June 28, 2016 — At first blush, Chairman Wheeler’s SRO Spectrum Frontiers speech at the Press Club last week sounded really good. Free up spectrum now to be ready for 5G in 2020! Put Spectrum in the Hands of the Innovators! Get Government Out of the Way! Make America Number One in 5G! Maybe I am catching Rio Olympic fever (no pun intended), but it all sounded so good.
But the speech brought up a number of questions. Is it a good idea to sell more spectrum to the carriers who apparently don’t have enough money to build out the spectrum that they already have? If the carriers hold off on deploying 5G, does the government step in and sell the spectrum to someone else? How does the FCC deal with spectrum warehousing by those carriers that spent billions on the frequencies at auction?
And I am not so sure about Chairman Wheeler’s comments about our leadership in 4G. AT&T’s entry into 4G was driven not by the love of innovation but because the iPhone was bringing down its 3G networks. Even today, South Korea seems to be moving faster.
SK Telecom launched LTE-Advanced with download speeds twice that of LTE back in 2013, well before the United States. Two years ago, a PC World headline trumpeted “South Korea Wireless Speed Leaves U.S. Service in the Dust” with speeds for 300 Mbps up to 450 Mbps.
Tony Bradley, principal, Bradly Strategy Group, wrote in that same PC World article that the South Korean wireless providers do not use significantly more advanced technologies but achieve the speed with “a few tweaks in how they deliver service.”
“The broadband and wireless service providers have never demonstrated a willingness to invest or innovate beyond the bare minimum necessary,” Bradly wrote.
The truth is the carriers will invest in 5G technologies if they enable them to monetize their spectrum, whether its virtual reality, multimedia steaming or any of the plethora of IoT uses. They will do it because it is critical to their fiscal health.

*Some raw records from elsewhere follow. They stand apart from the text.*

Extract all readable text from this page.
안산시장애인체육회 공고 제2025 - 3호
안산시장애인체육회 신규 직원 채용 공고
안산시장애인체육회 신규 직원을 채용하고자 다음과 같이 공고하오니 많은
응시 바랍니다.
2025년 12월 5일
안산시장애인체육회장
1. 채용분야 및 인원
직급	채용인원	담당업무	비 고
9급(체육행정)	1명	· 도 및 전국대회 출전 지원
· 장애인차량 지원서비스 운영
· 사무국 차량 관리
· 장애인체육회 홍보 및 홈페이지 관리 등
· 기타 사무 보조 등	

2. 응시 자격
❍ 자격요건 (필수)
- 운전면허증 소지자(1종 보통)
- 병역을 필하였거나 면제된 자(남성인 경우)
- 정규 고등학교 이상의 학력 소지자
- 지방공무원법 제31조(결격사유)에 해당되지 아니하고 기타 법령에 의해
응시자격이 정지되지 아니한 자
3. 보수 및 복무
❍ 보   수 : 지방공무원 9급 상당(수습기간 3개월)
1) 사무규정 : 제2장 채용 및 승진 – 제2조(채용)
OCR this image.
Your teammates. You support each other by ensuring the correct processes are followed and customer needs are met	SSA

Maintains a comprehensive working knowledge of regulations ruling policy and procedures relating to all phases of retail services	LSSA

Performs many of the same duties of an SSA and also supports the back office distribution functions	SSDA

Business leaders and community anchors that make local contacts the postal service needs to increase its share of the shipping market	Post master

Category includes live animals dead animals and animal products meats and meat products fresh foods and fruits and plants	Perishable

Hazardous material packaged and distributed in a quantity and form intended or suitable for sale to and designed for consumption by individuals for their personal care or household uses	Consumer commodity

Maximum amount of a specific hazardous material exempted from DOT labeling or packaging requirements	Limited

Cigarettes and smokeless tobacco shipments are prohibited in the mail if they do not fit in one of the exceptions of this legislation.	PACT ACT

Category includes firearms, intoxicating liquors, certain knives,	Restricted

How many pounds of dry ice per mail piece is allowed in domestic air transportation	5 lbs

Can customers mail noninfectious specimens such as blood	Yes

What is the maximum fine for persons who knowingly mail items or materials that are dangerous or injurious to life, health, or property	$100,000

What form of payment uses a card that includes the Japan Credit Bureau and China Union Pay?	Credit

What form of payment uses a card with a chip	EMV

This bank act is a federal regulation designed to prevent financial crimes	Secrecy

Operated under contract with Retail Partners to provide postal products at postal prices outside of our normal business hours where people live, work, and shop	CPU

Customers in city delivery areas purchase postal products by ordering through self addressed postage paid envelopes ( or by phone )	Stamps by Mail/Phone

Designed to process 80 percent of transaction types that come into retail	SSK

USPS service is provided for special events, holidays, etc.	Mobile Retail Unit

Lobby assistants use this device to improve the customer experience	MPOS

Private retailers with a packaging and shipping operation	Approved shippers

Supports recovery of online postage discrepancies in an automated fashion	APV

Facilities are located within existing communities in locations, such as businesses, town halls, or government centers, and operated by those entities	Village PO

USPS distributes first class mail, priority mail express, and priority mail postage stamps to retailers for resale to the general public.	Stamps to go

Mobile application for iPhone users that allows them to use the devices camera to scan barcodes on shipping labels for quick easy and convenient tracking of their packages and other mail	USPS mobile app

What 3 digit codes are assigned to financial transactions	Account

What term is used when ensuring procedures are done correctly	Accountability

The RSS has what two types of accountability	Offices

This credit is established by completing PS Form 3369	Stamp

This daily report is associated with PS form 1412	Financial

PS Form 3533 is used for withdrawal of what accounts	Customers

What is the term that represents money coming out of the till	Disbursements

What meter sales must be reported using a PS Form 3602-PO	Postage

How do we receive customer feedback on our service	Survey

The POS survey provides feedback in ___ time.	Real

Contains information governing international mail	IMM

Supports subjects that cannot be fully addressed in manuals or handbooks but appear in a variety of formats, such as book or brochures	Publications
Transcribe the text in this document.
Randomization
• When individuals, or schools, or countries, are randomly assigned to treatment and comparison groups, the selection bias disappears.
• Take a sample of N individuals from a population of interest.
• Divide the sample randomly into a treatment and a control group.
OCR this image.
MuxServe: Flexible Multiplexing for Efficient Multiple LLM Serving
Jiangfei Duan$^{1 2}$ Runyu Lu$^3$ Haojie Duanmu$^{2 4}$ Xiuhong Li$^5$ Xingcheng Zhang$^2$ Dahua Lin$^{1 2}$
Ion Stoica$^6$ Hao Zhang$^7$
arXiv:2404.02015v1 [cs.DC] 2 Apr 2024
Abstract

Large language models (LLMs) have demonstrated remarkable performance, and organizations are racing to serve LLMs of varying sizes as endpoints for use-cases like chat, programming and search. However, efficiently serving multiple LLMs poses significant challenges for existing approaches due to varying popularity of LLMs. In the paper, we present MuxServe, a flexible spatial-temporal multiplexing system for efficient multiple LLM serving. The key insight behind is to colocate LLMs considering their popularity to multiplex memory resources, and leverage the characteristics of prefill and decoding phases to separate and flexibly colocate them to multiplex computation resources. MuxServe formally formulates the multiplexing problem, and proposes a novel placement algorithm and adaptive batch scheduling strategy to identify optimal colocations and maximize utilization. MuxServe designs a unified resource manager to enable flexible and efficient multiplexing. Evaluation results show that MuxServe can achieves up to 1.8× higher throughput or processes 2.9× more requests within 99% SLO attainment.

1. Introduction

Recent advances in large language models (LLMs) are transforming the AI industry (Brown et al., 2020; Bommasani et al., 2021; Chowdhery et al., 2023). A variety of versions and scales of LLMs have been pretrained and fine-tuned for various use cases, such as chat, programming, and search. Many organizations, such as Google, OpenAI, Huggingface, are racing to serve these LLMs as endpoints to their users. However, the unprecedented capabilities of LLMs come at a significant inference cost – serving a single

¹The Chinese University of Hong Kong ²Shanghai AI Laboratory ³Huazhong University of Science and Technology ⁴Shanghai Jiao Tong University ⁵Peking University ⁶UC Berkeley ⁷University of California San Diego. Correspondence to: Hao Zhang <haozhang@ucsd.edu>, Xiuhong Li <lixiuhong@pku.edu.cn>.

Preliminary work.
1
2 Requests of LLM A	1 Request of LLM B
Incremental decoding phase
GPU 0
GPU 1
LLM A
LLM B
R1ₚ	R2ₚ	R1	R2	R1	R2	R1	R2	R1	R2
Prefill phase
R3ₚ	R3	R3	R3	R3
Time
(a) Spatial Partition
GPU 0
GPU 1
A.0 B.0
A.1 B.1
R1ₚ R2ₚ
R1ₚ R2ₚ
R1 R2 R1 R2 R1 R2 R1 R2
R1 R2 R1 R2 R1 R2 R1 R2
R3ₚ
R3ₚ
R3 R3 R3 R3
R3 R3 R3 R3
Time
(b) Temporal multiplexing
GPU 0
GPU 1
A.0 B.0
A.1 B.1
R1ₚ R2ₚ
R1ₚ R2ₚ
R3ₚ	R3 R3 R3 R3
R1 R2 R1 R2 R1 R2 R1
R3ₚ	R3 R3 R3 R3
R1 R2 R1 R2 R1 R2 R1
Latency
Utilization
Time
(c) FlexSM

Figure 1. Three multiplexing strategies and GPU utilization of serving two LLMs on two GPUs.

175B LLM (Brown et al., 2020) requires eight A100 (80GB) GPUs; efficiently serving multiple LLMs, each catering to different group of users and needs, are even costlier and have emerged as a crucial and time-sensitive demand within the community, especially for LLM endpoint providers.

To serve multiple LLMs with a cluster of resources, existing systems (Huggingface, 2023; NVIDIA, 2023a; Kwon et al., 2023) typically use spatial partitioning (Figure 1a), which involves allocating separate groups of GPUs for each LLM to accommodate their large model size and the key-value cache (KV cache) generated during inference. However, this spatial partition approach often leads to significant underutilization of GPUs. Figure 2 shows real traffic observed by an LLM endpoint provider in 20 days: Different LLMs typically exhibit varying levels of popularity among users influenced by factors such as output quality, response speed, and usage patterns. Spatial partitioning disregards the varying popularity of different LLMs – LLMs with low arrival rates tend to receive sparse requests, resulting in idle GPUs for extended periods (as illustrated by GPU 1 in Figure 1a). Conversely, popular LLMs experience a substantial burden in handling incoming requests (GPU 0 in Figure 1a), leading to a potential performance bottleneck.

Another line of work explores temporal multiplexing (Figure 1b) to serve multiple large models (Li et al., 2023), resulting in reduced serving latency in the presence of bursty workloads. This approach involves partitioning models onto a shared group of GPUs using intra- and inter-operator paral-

To lead the world in 5G, wireless carriers must spend billions of dollars for spectrum, innovate new technologies and build out vast networks. At the same time that possibly one of them builds out a nationwide first responder network. And create shareholder value. To the degree that the Spectrum Frontiers initiative facilitates 5G, that is a good thing. But let us remember it is up to the carriers’ bottom lines to to determine when they move forward with 5G on a mass scale. No amount of jingoism will make it happen.